帰化植物は往々にして大繁殖するので、嫌われる傾向にあります。セイタカアワダチソウなどは、嫌われる植物の代表格で、最盛期にはあまりにも繁殖力が強いので、日本の雑草の主役であったススキさえも完全に圧倒してしまい、他の植物をすべて駆逐してしまう「悪の権化」のごとく扱われていた時期もありました。

しかし、最近はそれほど多く見かけません。群生しているのは、郊外の新しい空き地や、新設の法面(山を切り開いたり盛土によってできた人工的な傾斜面)です。新しい空間ではまだ強さを発揮できているようですが、そうでない場所では普通の雑草程度におとなしくなってしまいました。暴れん坊の草でも、増え続けるのは無理なようです。
最近では、セイタカアワダチソウより、花粉症の原因植物としてブタクサの方が嫌われ者になっているようです。

セイタカアワダチソウの群生
近くでみればきれいなのですが…

嫌われ者が多い帰化植物ですが、中にはいっぱい繁殖しても好かれている幸せな植物もいます。例えば、ムラサキハナナです。聞いたことも見たこともないと思われるかもしれませんが、ハナダイコンといえば分かると思います。名前は知らなくても、写真をみれば見たことがあるでしょう。それほど前から広がっていたわけではなく、戦後に増えたそうです。
そういえば1980年ごろ、母がきれいな花だからと近所の家から分けてもらって来ていた記憶があります。
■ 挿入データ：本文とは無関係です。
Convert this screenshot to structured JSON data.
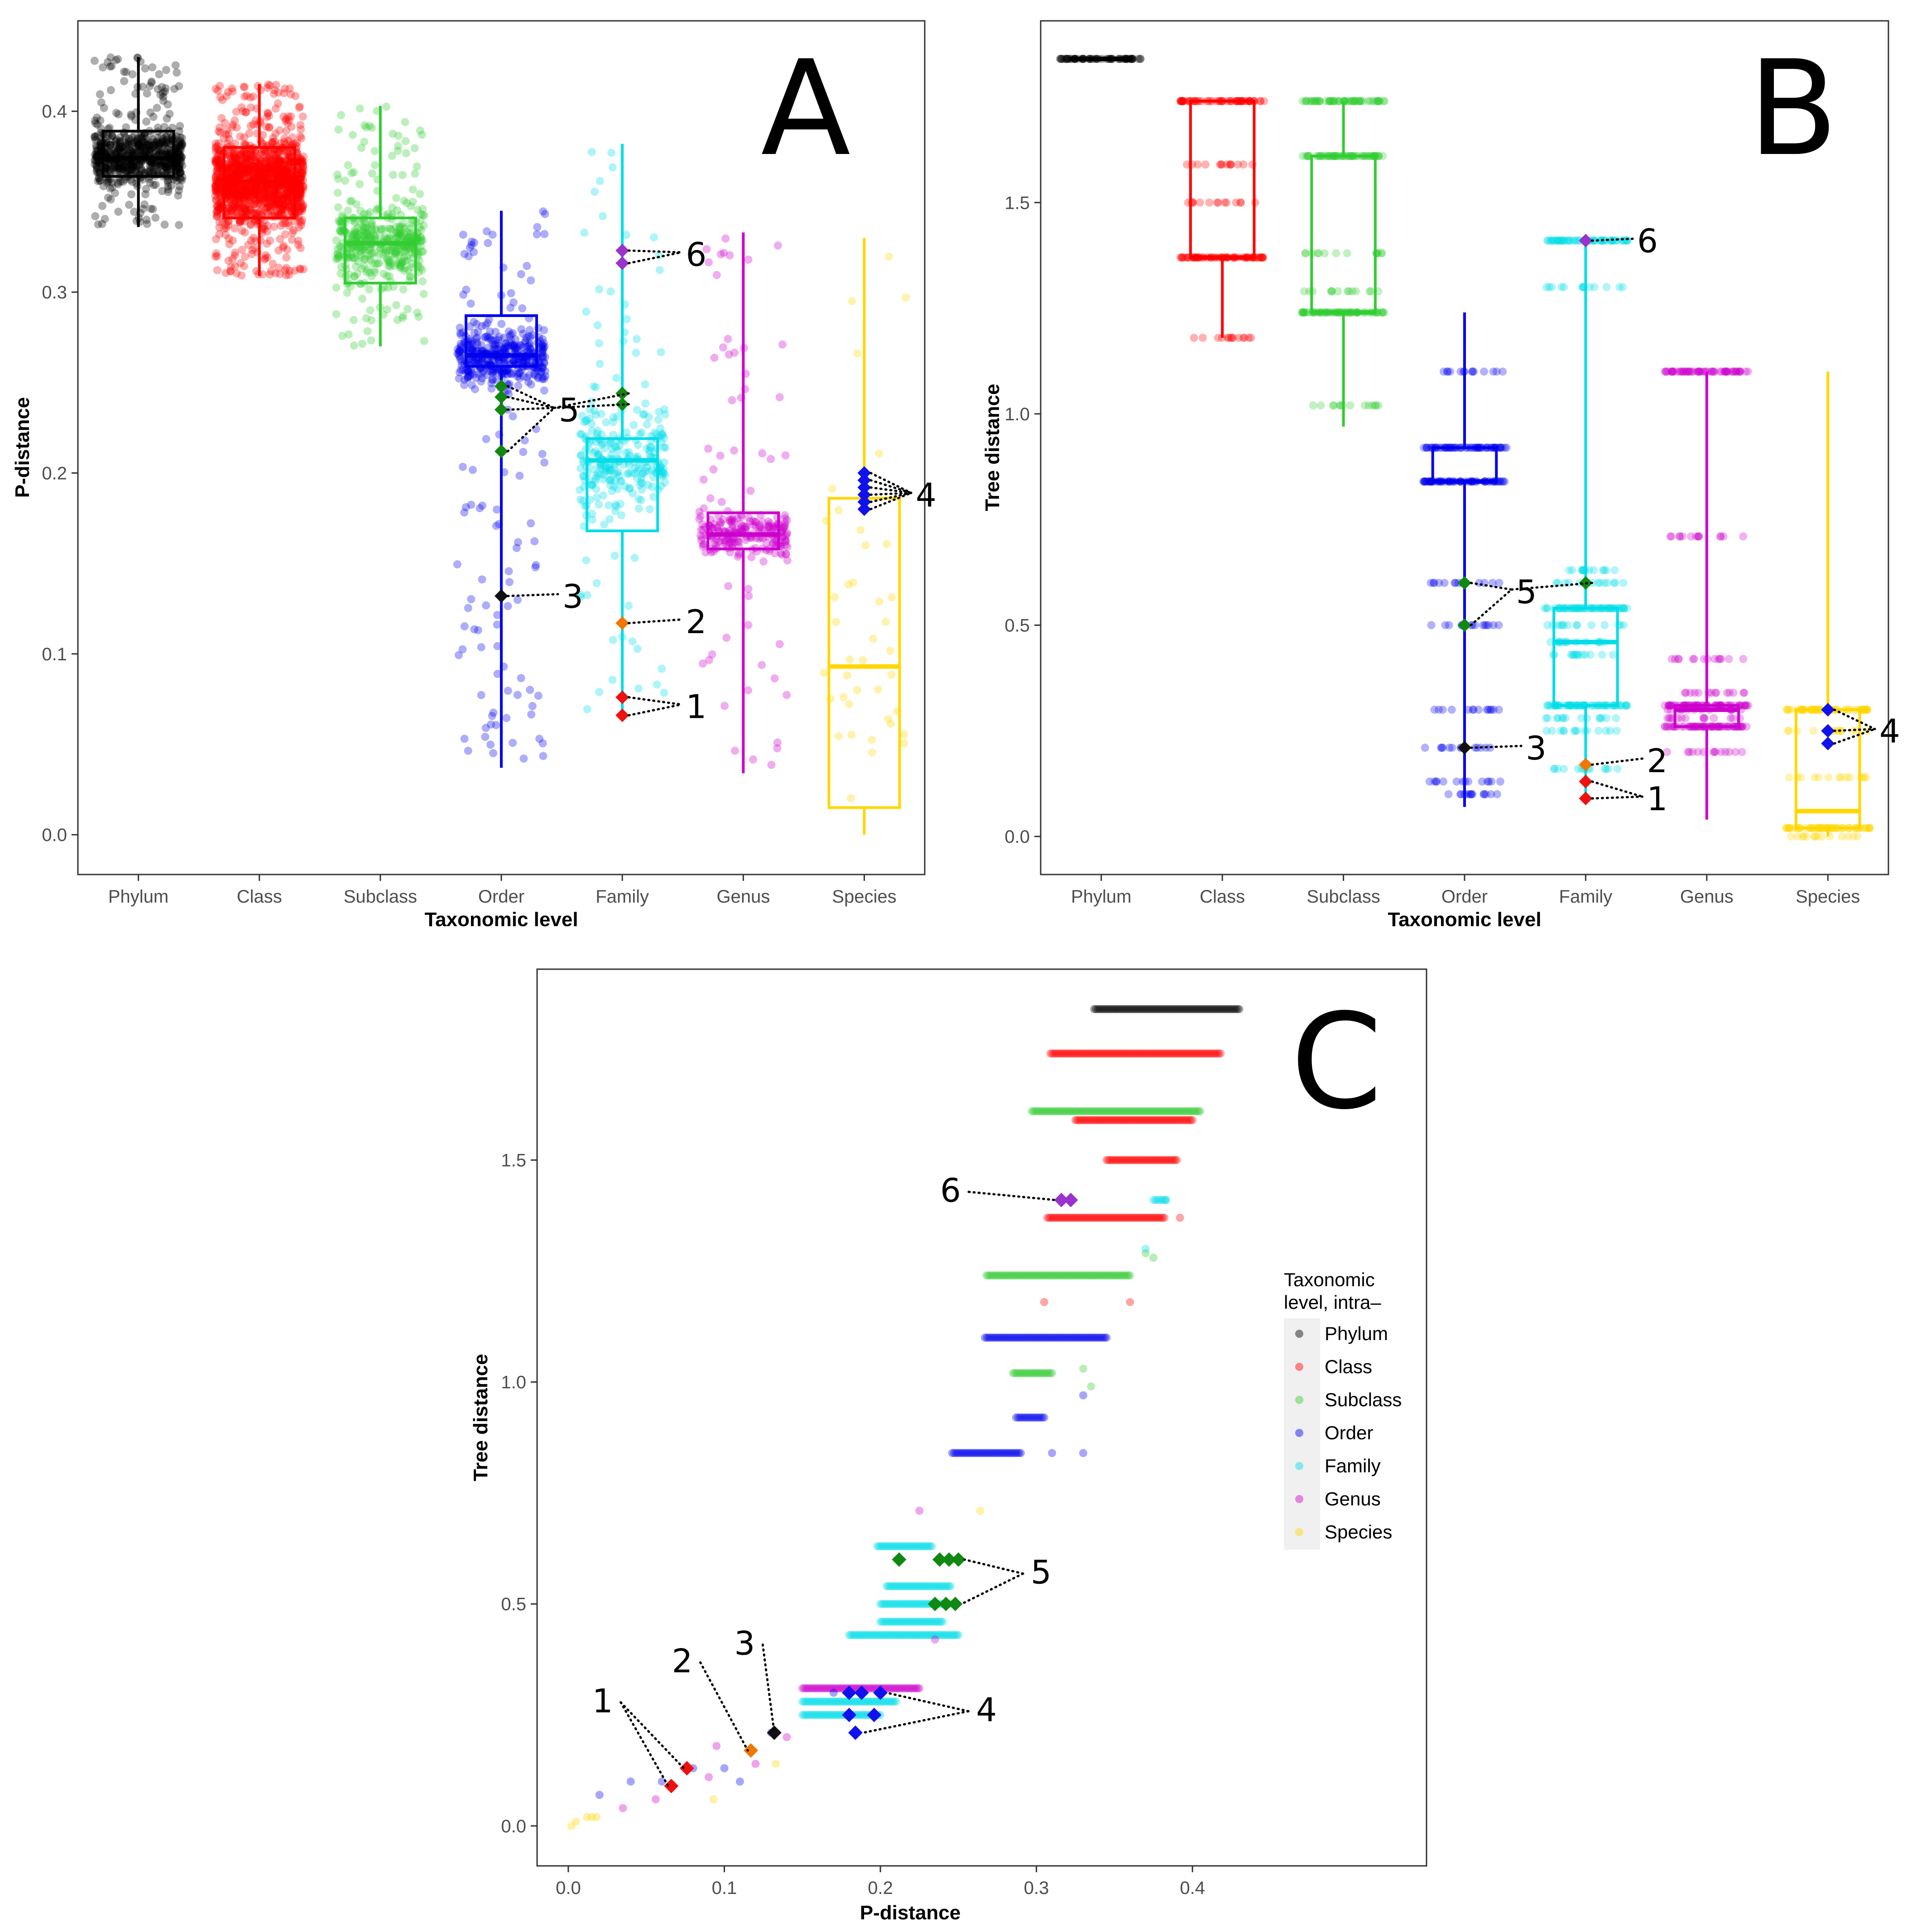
{
  "levels": [
    "Phylum",
    "Class",
    "Subclass",
    "Order",
    "Family",
    "Genus",
    "Species"
  ],
  "colors": {
    "Phylum": "#000000",
    "Class": "#ff0000",
    "Subclass": "#33cc33",
    "Order": "#0000ee",
    "Family": "#00dde8",
    "Genus": "#cc00cc",
    "Species": "#ffd700",
    "highlight_red": "#ee1111",
    "highlight_orange": "#f07800",
    "highlight_black": "#111111",
    "highlight_green": "#118811",
    "highlight_blue": "#1111ee",
    "highlight_purple": "#9933cc"
  },
  "chart_data": [
    {
      "panel": "A",
      "type": "box",
      "xlabel": "Taxonomic level",
      "ylabel": "P-distance",
      "ylim": [
        -0.022,
        0.45
      ],
      "yticks": [
        0.0,
        0.1,
        0.2,
        0.3,
        0.4
      ],
      "ytick_labels": [
        "0.0",
        "0.1",
        "0.2",
        "0.3",
        "0.4"
      ],
      "categories": [
        "Phylum",
        "Class",
        "Subclass",
        "Order",
        "Family",
        "Genus",
        "Species"
      ],
      "boxes": [
        {
          "name": "Phylum",
          "min": 0.336,
          "q1": 0.364,
          "median": 0.374,
          "q3": 0.389,
          "max": 0.43,
          "n_points": 700
        },
        {
          "name": "Class",
          "min": 0.309,
          "q1": 0.341,
          "median": 0.361,
          "q3": 0.38,
          "max": 0.415,
          "n_points": 1400
        },
        {
          "name": "Subclass",
          "min": 0.27,
          "q1": 0.305,
          "median": 0.327,
          "q3": 0.341,
          "max": 0.403,
          "n_points": 450
        },
        {
          "name": "Order",
          "min": 0.037,
          "q1": 0.259,
          "median": 0.265,
          "q3": 0.287,
          "max": 0.345,
          "n_points": 500
        },
        {
          "name": "Family",
          "min": 0.066,
          "q1": 0.168,
          "median": 0.207,
          "q3": 0.219,
          "max": 0.382,
          "n_points": 300
        },
        {
          "name": "Genus",
          "min": 0.034,
          "q1": 0.158,
          "median": 0.166,
          "q3": 0.178,
          "max": 0.333,
          "n_points": 260
        },
        {
          "name": "Species",
          "min": 0.0,
          "q1": 0.015,
          "median": 0.093,
          "q3": 0.186,
          "max": 0.33,
          "n_points": 40
        }
      ],
      "highlights": [
        {
          "category": "Order",
          "values": [
            0.248,
            0.242,
            0.235
          ],
          "marker_color": "highlight_green",
          "label": "5"
        },
        {
          "category": "Order",
          "values": [
            0.212
          ],
          "marker_color": "highlight_green",
          "label": "5"
        },
        {
          "category": "Order",
          "values": [
            0.132
          ],
          "marker_color": "highlight_black",
          "label": "3"
        },
        {
          "category": "Family",
          "values": [
            0.323,
            0.316
          ],
          "marker_color": "highlight_purple",
          "label": "6"
        },
        {
          "category": "Family",
          "values": [
            0.244,
            0.238
          ],
          "marker_color": "highlight_green",
          "label": "5"
        },
        {
          "category": "Family",
          "values": [
            0.117
          ],
          "marker_color": "highlight_orange",
          "label": "2"
        },
        {
          "category": "Family",
          "values": [
            0.076,
            0.066
          ],
          "marker_color": "highlight_red",
          "label": "1"
        },
        {
          "category": "Species",
          "values": [
            0.2,
            0.196,
            0.192,
            0.188,
            0.184,
            0.18
          ],
          "marker_color": "highlight_blue",
          "label": "4"
        }
      ],
      "annotations": [
        {
          "text": "6",
          "x_category": "Family",
          "offset": 0.6,
          "y": 0.321
        },
        {
          "text": "5",
          "x_category": "Order",
          "offset": 0.55,
          "y": 0.235
        },
        {
          "text": "3",
          "x_category": "Order",
          "offset": 0.58,
          "y": 0.132
        },
        {
          "text": "2",
          "x_category": "Family",
          "offset": 0.6,
          "y": 0.118
        },
        {
          "text": "1",
          "x_category": "Family",
          "offset": 0.6,
          "y": 0.071
        },
        {
          "text": "4",
          "x_category": "Species",
          "offset": 0.5,
          "y": 0.188
        }
      ],
      "panel_label": "A"
    },
    {
      "panel": "B",
      "type": "box",
      "xlabel": "Taxonomic level",
      "ylabel": "Tree distance",
      "ylim": [
        -0.09,
        1.93
      ],
      "yticks": [
        0.0,
        0.5,
        1.0,
        1.5
      ],
      "ytick_labels": [
        "0.0",
        "0.5",
        "1.0",
        "1.5"
      ],
      "categories": [
        "Phylum",
        "Class",
        "Subclass",
        "Order",
        "Family",
        "Genus",
        "Species"
      ],
      "boxes": [
        {
          "name": "Phylum",
          "min": 1.84,
          "q1": 1.84,
          "median": 1.84,
          "q3": 1.84,
          "max": 1.84,
          "bands": [
            1.84
          ]
        },
        {
          "name": "Class",
          "min": 1.18,
          "q1": 1.37,
          "median": 1.37,
          "q3": 1.74,
          "max": 1.74,
          "bands": [
            1.74,
            1.59,
            1.5,
            1.37,
            1.18
          ]
        },
        {
          "name": "Subclass",
          "min": 0.97,
          "q1": 1.24,
          "median": 1.24,
          "q3": 1.61,
          "max": 1.74,
          "bands": [
            1.74,
            1.61,
            1.38,
            1.29,
            1.24,
            1.02
          ]
        },
        {
          "name": "Order",
          "min": 0.07,
          "q1": 0.84,
          "median": 0.84,
          "q3": 0.92,
          "max": 1.24,
          "bands": [
            1.1,
            0.92,
            0.84,
            0.6,
            0.5,
            0.3,
            0.21,
            0.13,
            0.1
          ]
        },
        {
          "name": "Family",
          "min": 0.09,
          "q1": 0.31,
          "median": 0.46,
          "q3": 0.54,
          "max": 1.41,
          "bands": [
            1.41,
            1.3,
            0.63,
            0.6,
            0.54,
            0.5,
            0.46,
            0.43,
            0.31,
            0.28,
            0.25,
            0.16
          ]
        },
        {
          "name": "Genus",
          "min": 0.04,
          "q1": 0.26,
          "median": 0.3,
          "q3": 0.31,
          "max": 1.1,
          "bands": [
            1.1,
            0.71,
            0.42,
            0.34,
            0.31,
            0.3,
            0.28,
            0.26,
            0.2
          ]
        },
        {
          "name": "Species",
          "min": 0.0,
          "q1": 0.02,
          "median": 0.06,
          "q3": 0.3,
          "max": 1.1,
          "bands": [
            0.3,
            0.25,
            0.14,
            0.02,
            0.0
          ]
        }
      ],
      "highlights": [
        {
          "category": "Order",
          "values": [
            0.6,
            0.5
          ],
          "marker_color": "highlight_green",
          "label": "5"
        },
        {
          "category": "Order",
          "values": [
            0.21
          ],
          "marker_color": "highlight_black",
          "label": "3"
        },
        {
          "category": "Family",
          "values": [
            1.41
          ],
          "marker_color": "highlight_purple",
          "label": "6"
        },
        {
          "category": "Family",
          "values": [
            0.6
          ],
          "marker_color": "highlight_green",
          "label": "5"
        },
        {
          "category": "Family",
          "values": [
            0.17
          ],
          "marker_color": "highlight_orange",
          "label": "2"
        },
        {
          "category": "Family",
          "values": [
            0.13,
            0.09
          ],
          "marker_color": "highlight_red",
          "label": "1"
        },
        {
          "category": "Species",
          "values": [
            0.3,
            0.25,
            0.22
          ],
          "marker_color": "highlight_blue",
          "label": "4"
        }
      ],
      "annotations": [
        {
          "text": "6",
          "x_category": "Family",
          "offset": 0.5,
          "y": 1.41
        },
        {
          "text": "5",
          "x_category": "Order",
          "offset": 0.5,
          "y": 0.58
        },
        {
          "text": "3",
          "x_category": "Order",
          "offset": 0.58,
          "y": 0.21
        },
        {
          "text": "2",
          "x_category": "Family",
          "offset": 0.58,
          "y": 0.18
        },
        {
          "text": "1",
          "x_category": "Family",
          "offset": 0.58,
          "y": 0.09
        },
        {
          "text": "4",
          "x_category": "Species",
          "offset": 0.5,
          "y": 0.25
        }
      ],
      "panel_label": "B"
    },
    {
      "panel": "C",
      "type": "scatter",
      "xlabel": "P-distance",
      "ylabel": "Tree distance",
      "xlim": [
        -0.02,
        0.55
      ],
      "ylim": [
        -0.09,
        1.93
      ],
      "xticks": [
        0.0,
        0.1,
        0.2,
        0.3,
        0.4
      ],
      "xtick_labels": [
        "0.0",
        "0.1",
        "0.2",
        "0.3",
        "0.4"
      ],
      "yticks": [
        0.0,
        0.5,
        1.0,
        1.5
      ],
      "ytick_labels": [
        "0.0",
        "0.5",
        "1.0",
        "1.5"
      ],
      "bands": [
        {
          "series": "Phylum",
          "y": 1.84,
          "x_from": 0.337,
          "x_to": 0.43
        },
        {
          "series": "Class",
          "y": 1.74,
          "x_from": 0.309,
          "x_to": 0.418
        },
        {
          "series": "Subclass",
          "y": 1.61,
          "x_from": 0.297,
          "x_to": 0.405
        },
        {
          "series": "Class",
          "y": 1.59,
          "x_from": 0.325,
          "x_to": 0.4
        },
        {
          "series": "Class",
          "y": 1.5,
          "x_from": 0.345,
          "x_to": 0.39
        },
        {
          "series": "Family",
          "y": 1.41,
          "x_from": 0.375,
          "x_to": 0.383
        },
        {
          "series": "Class",
          "y": 1.37,
          "x_from": 0.307,
          "x_to": 0.382
        },
        {
          "series": "Subclass",
          "y": 1.24,
          "x_from": 0.268,
          "x_to": 0.36
        },
        {
          "series": "Order",
          "y": 1.1,
          "x_from": 0.267,
          "x_to": 0.345
        },
        {
          "series": "Subclass",
          "y": 1.02,
          "x_from": 0.285,
          "x_to": 0.31
        },
        {
          "series": "Order",
          "y": 0.92,
          "x_from": 0.287,
          "x_to": 0.305
        },
        {
          "series": "Order",
          "y": 0.84,
          "x_from": 0.246,
          "x_to": 0.29
        },
        {
          "series": "Family",
          "y": 0.63,
          "x_from": 0.198,
          "x_to": 0.233
        },
        {
          "series": "Family",
          "y": 0.54,
          "x_from": 0.204,
          "x_to": 0.245
        },
        {
          "series": "Family",
          "y": 0.5,
          "x_from": 0.2,
          "x_to": 0.245
        },
        {
          "series": "Family",
          "y": 0.46,
          "x_from": 0.2,
          "x_to": 0.24
        },
        {
          "series": "Family",
          "y": 0.43,
          "x_from": 0.18,
          "x_to": 0.25
        },
        {
          "series": "Genus",
          "y": 0.31,
          "x_from": 0.15,
          "x_to": 0.225
        },
        {
          "series": "Family",
          "y": 0.28,
          "x_from": 0.15,
          "x_to": 0.21
        },
        {
          "series": "Family",
          "y": 0.25,
          "x_from": 0.15,
          "x_to": 0.2
        }
      ],
      "scatter_points": [
        {
          "series": "Species",
          "x": 0.002,
          "y": 0.0
        },
        {
          "series": "Species",
          "x": 0.005,
          "y": 0.01
        },
        {
          "series": "Species",
          "x": 0.012,
          "y": 0.02
        },
        {
          "series": "Species",
          "x": 0.015,
          "y": 0.02
        },
        {
          "series": "Species",
          "x": 0.018,
          "y": 0.02
        },
        {
          "series": "Species",
          "x": 0.093,
          "y": 0.06
        },
        {
          "series": "Species",
          "x": 0.133,
          "y": 0.14
        },
        {
          "series": "Species",
          "x": 0.264,
          "y": 0.71
        },
        {
          "series": "Genus",
          "x": 0.035,
          "y": 0.04
        },
        {
          "series": "Genus",
          "x": 0.056,
          "y": 0.06
        },
        {
          "series": "Genus",
          "x": 0.09,
          "y": 0.11
        },
        {
          "series": "Genus",
          "x": 0.095,
          "y": 0.18
        },
        {
          "series": "Genus",
          "x": 0.12,
          "y": 0.14
        },
        {
          "series": "Genus",
          "x": 0.14,
          "y": 0.2
        },
        {
          "series": "Genus",
          "x": 0.225,
          "y": 0.71
        },
        {
          "series": "Genus",
          "x": 0.235,
          "y": 0.42
        },
        {
          "series": "Order",
          "x": 0.02,
          "y": 0.07
        },
        {
          "series": "Order",
          "x": 0.04,
          "y": 0.1
        },
        {
          "series": "Order",
          "x": 0.06,
          "y": 0.1
        },
        {
          "series": "Order",
          "x": 0.08,
          "y": 0.13
        },
        {
          "series": "Order",
          "x": 0.1,
          "y": 0.13
        },
        {
          "series": "Order",
          "x": 0.11,
          "y": 0.1
        },
        {
          "series": "Order",
          "x": 0.13,
          "y": 0.21
        },
        {
          "series": "Order",
          "x": 0.17,
          "y": 0.3
        },
        {
          "series": "Order",
          "x": 0.31,
          "y": 0.84
        },
        {
          "series": "Order",
          "x": 0.33,
          "y": 0.84
        },
        {
          "series": "Subclass",
          "x": 0.33,
          "y": 1.03
        },
        {
          "series": "Subclass",
          "x": 0.37,
          "y": 1.29
        },
        {
          "series": "Subclass",
          "x": 0.375,
          "y": 1.28
        },
        {
          "series": "Class",
          "x": 0.305,
          "y": 1.18
        },
        {
          "series": "Class",
          "x": 0.36,
          "y": 1.18
        },
        {
          "series": "Class",
          "x": 0.392,
          "y": 1.37
        },
        {
          "series": "Family",
          "x": 0.37,
          "y": 1.3
        },
        {
          "series": "Family",
          "x": 0.383,
          "y": 1.41
        },
        {
          "series": "Order",
          "x": 0.33,
          "y": 0.97
        },
        {
          "series": "Subclass",
          "x": 0.335,
          "y": 0.99
        }
      ],
      "highlights": [
        {
          "x": 0.322,
          "y": 1.41,
          "color": "highlight_purple"
        },
        {
          "x": 0.316,
          "y": 1.41,
          "color": "highlight_purple"
        },
        {
          "x": 0.212,
          "y": 0.6,
          "color": "highlight_green"
        },
        {
          "x": 0.238,
          "y": 0.6,
          "color": "highlight_green"
        },
        {
          "x": 0.244,
          "y": 0.6,
          "color": "highlight_green"
        },
        {
          "x": 0.25,
          "y": 0.6,
          "color": "highlight_green"
        },
        {
          "x": 0.235,
          "y": 0.5,
          "color": "highlight_green"
        },
        {
          "x": 0.242,
          "y": 0.5,
          "color": "highlight_green"
        },
        {
          "x": 0.248,
          "y": 0.5,
          "color": "highlight_green"
        },
        {
          "x": 0.132,
          "y": 0.21,
          "color": "highlight_black"
        },
        {
          "x": 0.117,
          "y": 0.17,
          "color": "highlight_orange"
        },
        {
          "x": 0.076,
          "y": 0.13,
          "color": "highlight_red"
        },
        {
          "x": 0.066,
          "y": 0.09,
          "color": "highlight_red"
        },
        {
          "x": 0.18,
          "y": 0.3,
          "color": "highlight_blue"
        },
        {
          "x": 0.188,
          "y": 0.3,
          "color": "highlight_blue"
        },
        {
          "x": 0.2,
          "y": 0.3,
          "color": "highlight_blue"
        },
        {
          "x": 0.18,
          "y": 0.25,
          "color": "highlight_blue"
        },
        {
          "x": 0.196,
          "y": 0.25,
          "color": "highlight_blue"
        },
        {
          "x": 0.184,
          "y": 0.21,
          "color": "highlight_blue"
        }
      ],
      "annotations": [
        {
          "text": "6",
          "x": 0.245,
          "y": 1.41,
          "targets": [
            {
              "x": 0.312,
              "y": 1.41
            }
          ]
        },
        {
          "text": "5",
          "x": 0.303,
          "y": 0.55,
          "targets": [
            {
              "x": 0.254,
              "y": 0.6
            },
            {
              "x": 0.252,
              "y": 0.5
            }
          ]
        },
        {
          "text": "4",
          "x": 0.268,
          "y": 0.24,
          "targets": [
            {
              "x": 0.204,
              "y": 0.3
            },
            {
              "x": 0.189,
              "y": 0.21
            }
          ]
        },
        {
          "text": "3",
          "x": 0.113,
          "y": 0.39,
          "targets": [
            {
              "x": 0.132,
              "y": 0.21
            }
          ]
        },
        {
          "text": "2",
          "x": 0.073,
          "y": 0.35,
          "targets": [
            {
              "x": 0.115,
              "y": 0.17
            }
          ]
        },
        {
          "text": "1",
          "x": 0.022,
          "y": 0.26,
          "targets": [
            {
              "x": 0.074,
              "y": 0.13
            },
            {
              "x": 0.064,
              "y": 0.09
            }
          ]
        }
      ],
      "legend": {
        "title_lines": [
          "Taxonomic",
          "level, intra–"
        ],
        "position": "right",
        "entries": [
          "Phylum",
          "Class",
          "Subclass",
          "Order",
          "Family",
          "Genus",
          "Species"
        ]
      },
      "panel_label": "C"
    }
  ]
}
この花が近隣の土手やがけで見られるようになったのは、これより後だと思います。少なくともその辺では、子供のころは見たことがない花でした。

ムラサキハナナの群生。遠くからでも美しく見えます

今では春になると、菜の花などと同じような場所で藤紫色のかわいい花をいっぱい咲かせています。
もともと観賞用として中国から持ち込まれたようで、その辺の雑草と比べるとかなりの美形です。その割に繁殖力は旺盛ですぐ増えてしまいますが、邪魔に扱われることもなく、庭で楽しむ家もあるほどです。

ムラサキハナナ。一つ一つの花も色鮮やかです

ところで、この花はムラサキハナナまたはハナダイコンといいますが、実は他にも名前があります。ひとつはオオアラセイトウ、もうひとつはショカツサイという名前です。
以下に、それぞれの名前の由来を記してみましょう。

・ムラサキハナナ…漢字では「紫花菜」。菜の花の紫版だからか?
・ハナダイコン…ダイコンの花に似ているから。
・オオアラセイトウ…ストック原種(日本名はアラセイトウ)に似ていて大型だから。
・ショカツサイ…もともと中国では諸葛菜と書いていたのを日本読みにしたもの。

日本の山野草でも別名を持つ花はありますが、一般に普及している別名はせいぜい1つくらいです。しかし、この花は別名が3つもあります。それは、ムラサキハナナが日本に帰化したのが比較的最近であることを物語っていると思います。
今後、その辺の山野草として生き残れるかどうかは分かりませんが、生き残れた時に残っている名前はどれなのでしょうか?興味がありますね。